I must admit when I was little we used to have the family round, everyone would bring a pack of fireworks and mom would do us jacket potatoes. These were great nights with sparklers and even a bonfire complete with guy, what I didn’t realise as a kid was how much work, effort and money these nights took. Not only was there the cost of fireworks, although with everyone bringing some that wasn’t too bad, but the drinks, snacks, fillings for the potatoes, plus the running around needed to sort it all. I never realised how little of the firework display my mom actually got to see, let alone how ridiculously dangerous we were with some of the fireworks, my brothers lighting them with lighters and matches and on one occasion when everything else failed a blowtorch ( I know I cringe at the thought of my dad doing that today)
The result is that this year as my son turns three we are heading to the local charity organized display, not only to save the hassle but as he has not been overly enamoured the last two years with the noise it will be easy to get home should he get upset. The tickets are only £7 for an adult and free for under 5s so for less than £15 we are bundling up and heading out to what should be a stress-free bonfire night.

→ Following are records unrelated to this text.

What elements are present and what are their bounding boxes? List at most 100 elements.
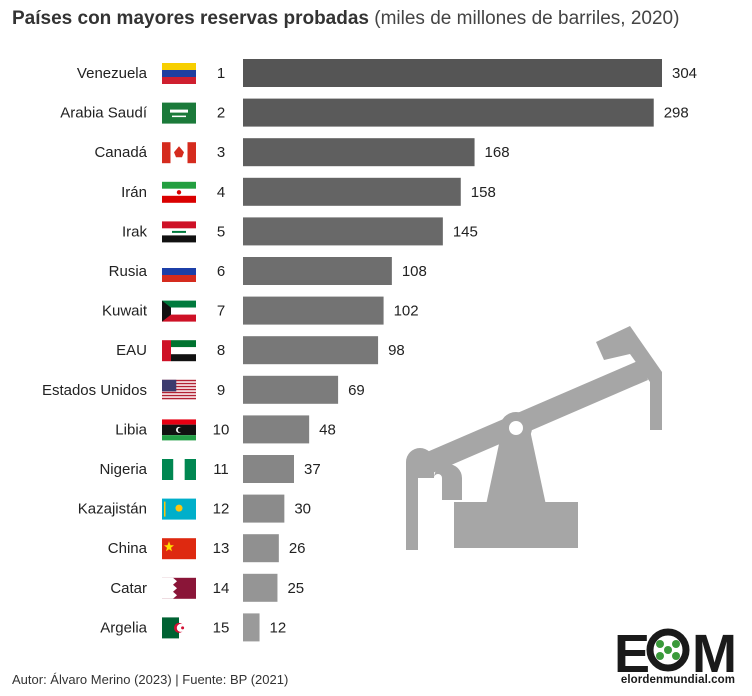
rank-label: 2 — [217, 105, 225, 122]
chart-row: Nigeria 11 37 — [99, 455, 321, 483]
country-label: EAU — [116, 342, 147, 359]
rank-label: 15 — [213, 619, 230, 636]
value-label: 69 — [348, 382, 365, 399]
chart-row: Irán 4 158 — [121, 177, 496, 206]
chart-row: Argelia 15 12 — [100, 613, 287, 642]
country-label: Argelia — [100, 619, 147, 636]
country-label: China — [108, 540, 148, 557]
chart-row: Libia 10 48 — [115, 415, 336, 444]
value-label: 98 — [388, 342, 405, 359]
value-label: 145 — [453, 223, 478, 240]
chart-row: Arabia Saudí 2 298 — [60, 98, 689, 127]
chart-row: Estados Unidos 9 69 — [42, 375, 365, 404]
value-label: 26 — [289, 540, 306, 557]
rank-label: 10 — [213, 421, 230, 438]
venezuela-flag — [162, 63, 196, 84]
country-label: Kazajistán — [78, 501, 147, 518]
kuwait-flag — [162, 300, 196, 322]
qatar-flag — [162, 577, 196, 599]
rank-label: 13 — [213, 540, 230, 557]
country-label: Venezuela — [77, 65, 148, 82]
russia-flag — [162, 261, 196, 282]
chart-row: China 13 26 — [108, 534, 306, 563]
value-label: 298 — [664, 105, 689, 122]
iraq-flag — [162, 221, 196, 243]
value-label: 168 — [485, 144, 510, 161]
chart-row: Rusia 6 108 — [109, 257, 427, 285]
rank-label: 9 — [217, 382, 225, 399]
value-label: 102 — [394, 303, 419, 320]
chart-row: Kuwait 7 102 — [102, 296, 419, 325]
chart-row: Venezuela 1 304 — [77, 59, 697, 87]
bar — [243, 613, 260, 642]
algeria-flag — [162, 617, 196, 639]
chart-row: Canadá 3 168 — [94, 138, 510, 167]
chart-title: Países con mayores reservas probadas (mi… — [12, 8, 679, 30]
country-label: Libia — [115, 421, 147, 438]
bar — [243, 375, 339, 404]
bar — [243, 534, 279, 563]
usa-flag — [162, 379, 196, 400]
publisher-logo: E M elordenmundial.com — [612, 628, 744, 690]
title-main: Países con mayores reservas probadas — [12, 8, 369, 29]
rank-label: 14 — [213, 580, 230, 597]
china-flag — [162, 538, 196, 560]
country-label: Rusia — [109, 263, 148, 280]
bar — [243, 296, 384, 325]
rank-label: 12 — [213, 501, 230, 518]
oil-pumpjack-icon — [406, 326, 662, 550]
globe-icon — [646, 628, 690, 672]
country-label: Irán — [121, 184, 147, 201]
value-label: 108 — [402, 263, 427, 280]
chart-row: EAU 8 98 — [116, 336, 405, 365]
bar — [243, 177, 461, 206]
title-subtitle: (miles de millones de barriles, 2020) — [374, 8, 680, 29]
value-label: 304 — [672, 65, 697, 82]
rank-label: 6 — [217, 263, 225, 280]
country-label: Estados Unidos — [42, 382, 147, 399]
value-label: 158 — [471, 184, 496, 201]
rank-label: 11 — [213, 461, 229, 478]
source-footer: Autor: Álvaro Merino (2023) | Fuente: BP… — [12, 672, 289, 687]
bar — [243, 494, 285, 523]
value-label: 37 — [304, 461, 321, 478]
chart-row: Catar 14 25 — [110, 573, 304, 602]
pumpjack-horsehead — [596, 326, 662, 430]
value-label: 12 — [270, 619, 287, 636]
pumpjack-beam — [420, 360, 648, 475]
rank-label: 5 — [217, 223, 225, 240]
logo-letter-e: E — [614, 628, 650, 674]
uae-flag — [162, 340, 196, 362]
pumpjack-crank — [406, 448, 462, 550]
bar — [243, 59, 662, 87]
pumpjack-base — [454, 502, 578, 548]
logo-letters: E M — [614, 628, 737, 674]
bar — [243, 257, 392, 285]
value-label: 48 — [319, 421, 336, 438]
bar — [243, 455, 294, 483]
chart-row: Kazajistán 12 30 — [78, 494, 311, 523]
chart-row: Irak 5 145 — [122, 217, 478, 246]
bar — [243, 138, 475, 167]
kazakhstan-flag — [162, 498, 196, 520]
canada-flag — [162, 142, 196, 164]
country-label: Canadá — [94, 144, 147, 161]
bar — [243, 217, 443, 246]
bar — [243, 98, 654, 127]
country-label: Nigeria — [99, 461, 147, 478]
logo-subtitle: elordenmundial.com — [620, 674, 736, 686]
country-label: Kuwait — [102, 303, 148, 320]
libya-flag — [162, 419, 196, 441]
pumpjack-tower — [486, 430, 546, 505]
rank-label: 7 — [217, 303, 225, 320]
country-label: Irak — [122, 223, 148, 240]
bar — [243, 336, 379, 365]
value-label: 25 — [287, 580, 304, 597]
rank-label: 1 — [217, 65, 225, 82]
iran-flag — [162, 181, 196, 203]
value-label: 30 — [294, 501, 311, 518]
saudi-arabia-flag — [162, 102, 196, 124]
bar — [243, 415, 310, 444]
rank-label: 8 — [217, 342, 225, 359]
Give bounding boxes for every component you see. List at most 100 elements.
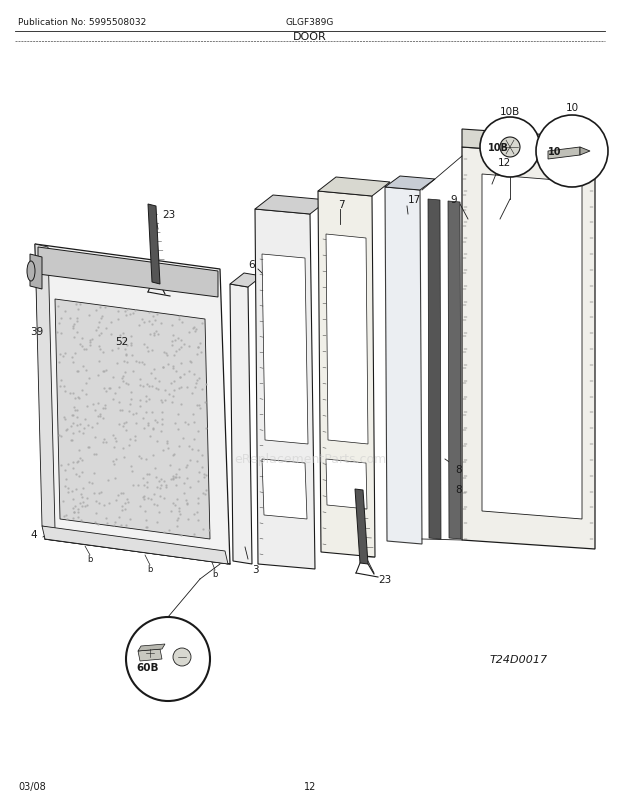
Point	[126, 330, 136, 342]
Point	[79, 413, 89, 426]
Point	[154, 506, 164, 519]
Point	[168, 470, 178, 483]
Point	[139, 490, 149, 503]
Point	[101, 512, 111, 525]
Point	[122, 304, 131, 317]
Point	[174, 502, 184, 515]
Point	[69, 318, 79, 331]
Text: b: b	[148, 565, 153, 573]
Point	[94, 370, 104, 383]
Point	[172, 514, 182, 527]
Point	[168, 472, 178, 484]
Point	[125, 513, 135, 526]
Point	[170, 499, 180, 512]
Point	[151, 325, 161, 338]
Point	[139, 493, 149, 506]
Point	[55, 380, 64, 393]
Point	[193, 475, 203, 488]
Point	[137, 356, 147, 369]
Point	[65, 312, 75, 325]
Point	[74, 444, 84, 456]
Point	[193, 341, 203, 354]
Point	[189, 321, 199, 334]
Point	[87, 421, 97, 434]
Point	[141, 395, 151, 407]
Point	[197, 449, 207, 462]
Point	[94, 329, 104, 342]
Point	[66, 434, 76, 447]
Point	[99, 346, 108, 359]
Point	[110, 432, 120, 445]
Point	[193, 425, 203, 438]
Point	[89, 448, 99, 461]
Text: 12: 12	[498, 158, 511, 168]
Point	[143, 417, 153, 430]
Point	[174, 310, 184, 323]
Polygon shape	[35, 245, 55, 529]
Point	[131, 354, 141, 367]
Point	[142, 468, 152, 480]
Point	[159, 444, 169, 457]
Point	[195, 402, 205, 415]
Point	[187, 387, 197, 400]
Text: 6: 6	[248, 260, 255, 269]
Point	[174, 504, 184, 517]
Point	[73, 365, 82, 378]
Point	[193, 444, 203, 457]
Point	[101, 435, 111, 448]
Text: b: b	[87, 555, 92, 564]
Point	[76, 514, 86, 527]
Point	[91, 324, 101, 337]
Point	[156, 394, 166, 407]
Point	[78, 482, 87, 495]
Point	[71, 500, 81, 512]
Point	[109, 441, 119, 454]
Polygon shape	[255, 210, 315, 569]
Point	[163, 442, 173, 455]
Point	[135, 379, 145, 392]
Point	[148, 380, 157, 393]
Point	[150, 414, 160, 427]
Point	[170, 471, 180, 484]
Point	[68, 356, 78, 369]
Point	[135, 373, 144, 386]
Text: 03/08: 03/08	[18, 781, 46, 791]
Polygon shape	[318, 192, 375, 557]
Point	[113, 313, 123, 326]
Point	[59, 380, 69, 393]
Point	[118, 328, 128, 341]
Point	[72, 314, 82, 327]
Point	[141, 505, 151, 518]
Text: 39: 39	[30, 326, 43, 337]
Point	[176, 358, 186, 371]
Polygon shape	[385, 188, 422, 545]
Point	[199, 471, 209, 484]
Point	[151, 372, 161, 385]
Point	[139, 423, 149, 435]
Point	[166, 378, 175, 391]
Point	[162, 435, 172, 448]
Point	[159, 475, 169, 488]
Point	[168, 391, 178, 403]
Point	[101, 385, 111, 398]
Point	[140, 338, 149, 350]
Point	[130, 434, 140, 447]
Point	[99, 383, 109, 395]
Point	[190, 382, 200, 395]
Point	[191, 377, 201, 390]
Point	[130, 430, 140, 443]
Point	[72, 404, 82, 417]
Point	[120, 496, 130, 509]
Point	[135, 394, 145, 407]
Point	[155, 490, 165, 503]
Point	[138, 491, 148, 504]
Point	[73, 505, 83, 518]
Point	[60, 509, 69, 522]
Point	[77, 332, 87, 345]
Point	[174, 463, 184, 476]
Point	[76, 488, 86, 501]
Point	[83, 419, 93, 431]
Point	[176, 529, 186, 541]
Polygon shape	[38, 248, 218, 298]
Point	[110, 387, 120, 400]
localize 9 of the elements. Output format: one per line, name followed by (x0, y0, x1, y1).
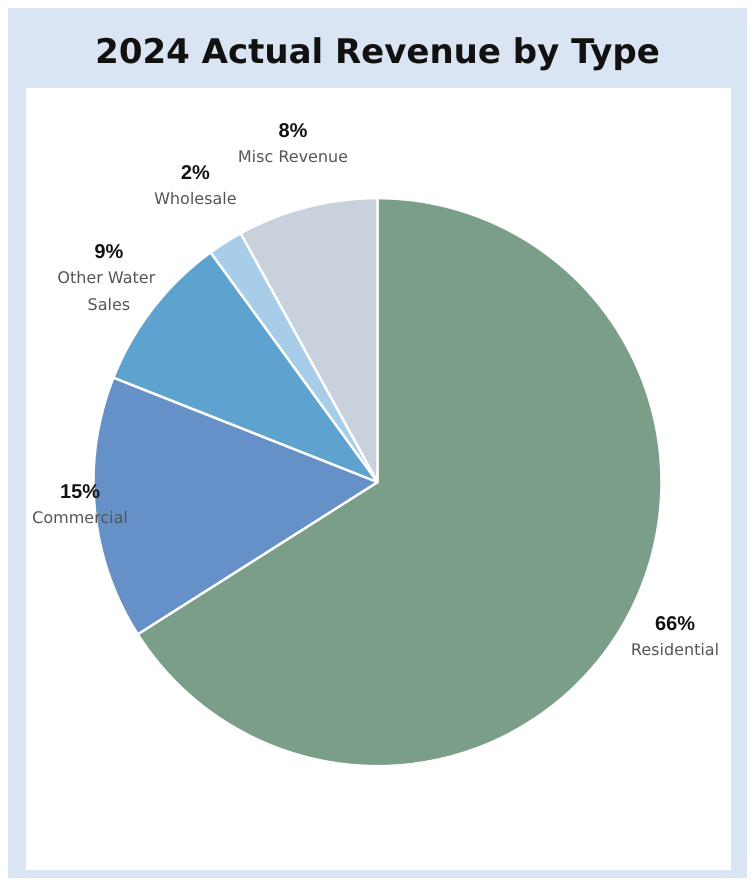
data-label: 9% (94, 240, 124, 263)
slice-label: Wholesale (154, 189, 237, 208)
chart-title: 2024 Actual Revenue by Type (95, 32, 660, 72)
slice-label: Residential (630, 640, 720, 659)
slice-label: Misc Revenue (238, 146, 348, 166)
data-label: 8% (278, 120, 308, 142)
slice-label: Other Water Sales (57, 268, 160, 314)
data-label: 66% (654, 612, 696, 635)
data-label: 2% (180, 162, 210, 184)
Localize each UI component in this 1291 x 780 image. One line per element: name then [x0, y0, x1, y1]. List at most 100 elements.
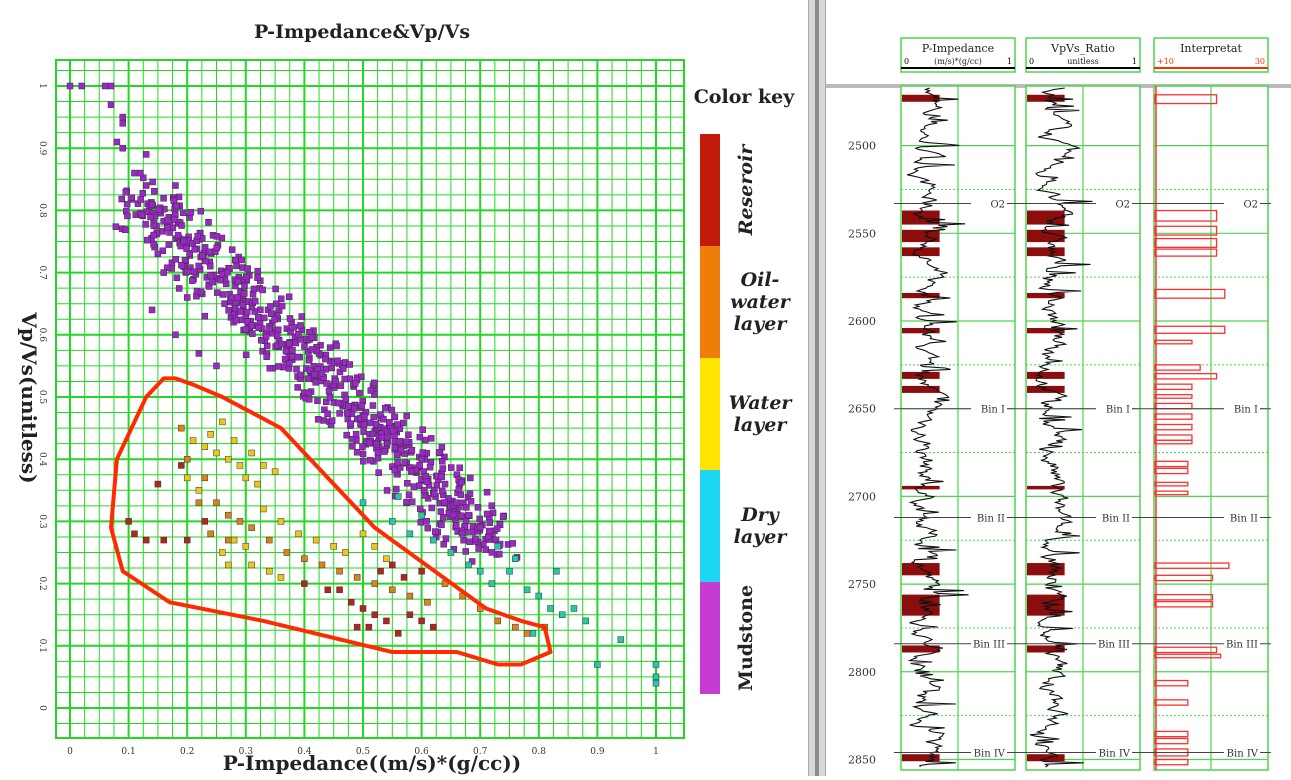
scatter-point-mudstone — [118, 195, 125, 203]
scatter-point-mudstone — [404, 479, 411, 487]
scatter-point-mudstone — [345, 403, 352, 410]
interpretation-bar — [1154, 413, 1193, 420]
marker-label-bg — [971, 197, 1007, 210]
scatter-point-mudstone — [416, 433, 424, 441]
scatter-point-dry-layer — [553, 567, 560, 575]
scatter-point-mudstone — [206, 248, 213, 256]
scatter-point-reseroir — [183, 536, 191, 544]
scatter-point-mudstone — [439, 514, 447, 521]
scatter-point-mudstone — [197, 207, 205, 215]
scatter-point-reseroir — [400, 574, 408, 581]
scatter-point-reseroir — [348, 599, 355, 606]
scatter-point-mudstone — [131, 169, 138, 177]
scatter-point-mudstone — [249, 330, 256, 337]
scatter-point-mudstone — [297, 322, 304, 329]
scatter-point-mudstone — [297, 371, 305, 379]
marker-label-bg — [1224, 637, 1260, 650]
scatter-point-mudstone — [285, 293, 293, 301]
scatter-point-mudstone — [422, 436, 429, 444]
scatter-point-mudstone — [205, 283, 213, 290]
formation-marker-label: O2 — [1115, 200, 1130, 211]
scatter-point-mudstone — [393, 485, 400, 493]
scatter-point-oil-water-layer — [248, 524, 255, 531]
color-key-label: Reseroir — [735, 143, 757, 237]
scatter-point-mudstone — [493, 525, 501, 532]
scatter-point-mudstone — [486, 519, 494, 527]
color-key-label: Oil-water layer — [730, 269, 792, 335]
scatter-point-mudstone — [183, 268, 191, 276]
scatter-point-mudstone — [239, 301, 247, 309]
scatter-points — [66, 82, 660, 687]
scatter-point-oil-water-layer — [195, 499, 203, 506]
scatter-point-mudstone — [380, 415, 387, 423]
color-key-swatch — [700, 582, 720, 694]
scatter-point-mudstone — [439, 465, 446, 472]
scatter-point-mudstone — [467, 474, 474, 482]
scatter-point-mudstone — [352, 380, 359, 387]
scatter-point-mudstone — [148, 200, 156, 208]
scatter-point-mudstone — [124, 212, 131, 220]
scatter-point-water-layer — [277, 574, 285, 581]
scatter-point-mudstone — [322, 355, 329, 363]
scatter-point-mudstone — [336, 368, 344, 376]
color-key-swatch — [700, 358, 720, 470]
scatter-point-mudstone — [420, 486, 428, 494]
track-unit: unitless — [1067, 57, 1099, 66]
scatter-point-water-layer — [236, 462, 244, 469]
splitter-grip[interactable] — [815, 0, 819, 776]
marker-label-bg — [1096, 746, 1132, 759]
scatter-point-mudstone — [488, 502, 496, 509]
interpretation-bar — [1154, 209, 1218, 222]
scatter-point-reseroir — [160, 536, 168, 544]
marker-label-bg — [1096, 637, 1132, 650]
x-tick-label: 0.9 — [590, 747, 605, 757]
scatter-point-water-layer — [260, 505, 267, 513]
scatter-point-mudstone — [410, 483, 418, 490]
x-tick-label: 0.2 — [180, 747, 194, 757]
scatter-point-mudstone — [274, 326, 282, 333]
scatter-point-water-layer — [295, 530, 302, 538]
scatter-point-mudstone — [254, 274, 261, 281]
x-tick-label: 0.3 — [239, 747, 254, 757]
scatter-point-oil-water-layer — [213, 499, 220, 506]
scatter-point-dry-layer — [617, 636, 625, 643]
scatter-point-mudstone — [359, 443, 366, 450]
scatter-point-mudstone — [310, 371, 318, 378]
scatter-point-mudstone — [360, 428, 367, 435]
scatter-point-water-layer — [219, 418, 226, 426]
scatter-point-mudstone — [441, 499, 448, 506]
scatter-point-mudstone — [378, 434, 386, 441]
reservoir-fill — [1027, 485, 1065, 490]
scatter-point-mudstone — [154, 250, 162, 258]
marker-label-bg — [1224, 746, 1260, 759]
interpretation-bar — [1154, 481, 1189, 487]
scatter-point-mudstone — [286, 360, 293, 367]
scatter-point-reseroir — [142, 536, 150, 544]
depth-label: 2800 — [848, 666, 876, 679]
track-name: P-Impedance — [922, 42, 994, 55]
scatter-point-mudstone — [342, 395, 350, 403]
scatter-point-mudstone — [334, 399, 342, 407]
panel-splitter[interactable] — [808, 0, 826, 776]
depth-label: 2650 — [848, 403, 876, 416]
scatter-point-mudstone — [358, 373, 365, 381]
scatter-point-mudstone — [243, 273, 250, 281]
scatter-point-mudstone — [324, 410, 331, 417]
scatter-point-mudstone — [432, 528, 439, 535]
scatter-point-mudstone — [367, 387, 375, 394]
reservoir-fill — [902, 754, 940, 762]
track-header — [1025, 37, 1141, 73]
scatter-point-mudstone — [359, 450, 367, 458]
scatter-point-water-layer — [189, 437, 197, 444]
scatter-point-mudstone — [353, 448, 361, 456]
interpretation-bar — [1154, 600, 1214, 608]
scatter-point-mudstone — [225, 307, 232, 314]
track-name: VpVs_Ratio — [1050, 42, 1115, 55]
scatter-point-mudstone — [482, 546, 489, 553]
track-min: +10 — [1157, 57, 1174, 66]
scatter-point-mudstone — [112, 223, 120, 230]
scatter-point-mudstone — [465, 511, 472, 519]
track-body: 2500 2550 2600 2650 2700 2750 2800 2850 O2 O2 O2 Bi… — [848, 85, 1271, 771]
scatter-point-mudstone — [305, 356, 313, 364]
scatter-point-mudstone — [343, 431, 350, 439]
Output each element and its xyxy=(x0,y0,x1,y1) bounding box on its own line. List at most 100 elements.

There are loads of local displays you can attend, not only do they work out at less than you would pay for a box of fireworks in most cases but the organization, safety and clean up are all done by someone else. In a few cases food will be provided in the good old hot dog and burger form or you can just eat before or after.
Of course if you’re really not wanting to pay anything you do the ultimate in cheap nights and find a mate or family member who lives near one of the aforementioned displays, bring a chair and a mug of hot chocolate and enjoy the skies for free.
The other problem is of course the age-old question of what to do with the pets. The fury friends don’t always appreciate the noise and lights of the fireworks and every year we are told to keep them indoors but that’s not always enough, as shown by the recent case in the Daily mail where a dog who was spooked by fireworks ended up boarding a train at the station 400m from his house in a bit to get away from the noise and rode all the way to Sheffield. Luckily he was reunited with his owner who is now taking extra precautions to make sure he will not be spooked this weekend (or at least getting him a return ticket)
Our fury friends were always treated to either the evening in our bedroom or a couple of tasty bones to distract them from…well everything else. It’s amazing the concentration on a dogs face when you put a proper bone in front of him. There are plug ins and other calming methods you can buy from pet shops, but if your pet seems to get through the night without too much stress then these are largely to make the owner feel better about doing something.
Lastly if you are having your own display firstly, don’t use a blow torch, to light anything, stick to the safety lighter and if you are having a bonfire, check for hedgehogs as sometimes they find then a very attractive hibernating spot. But most of all have fun and stay safe.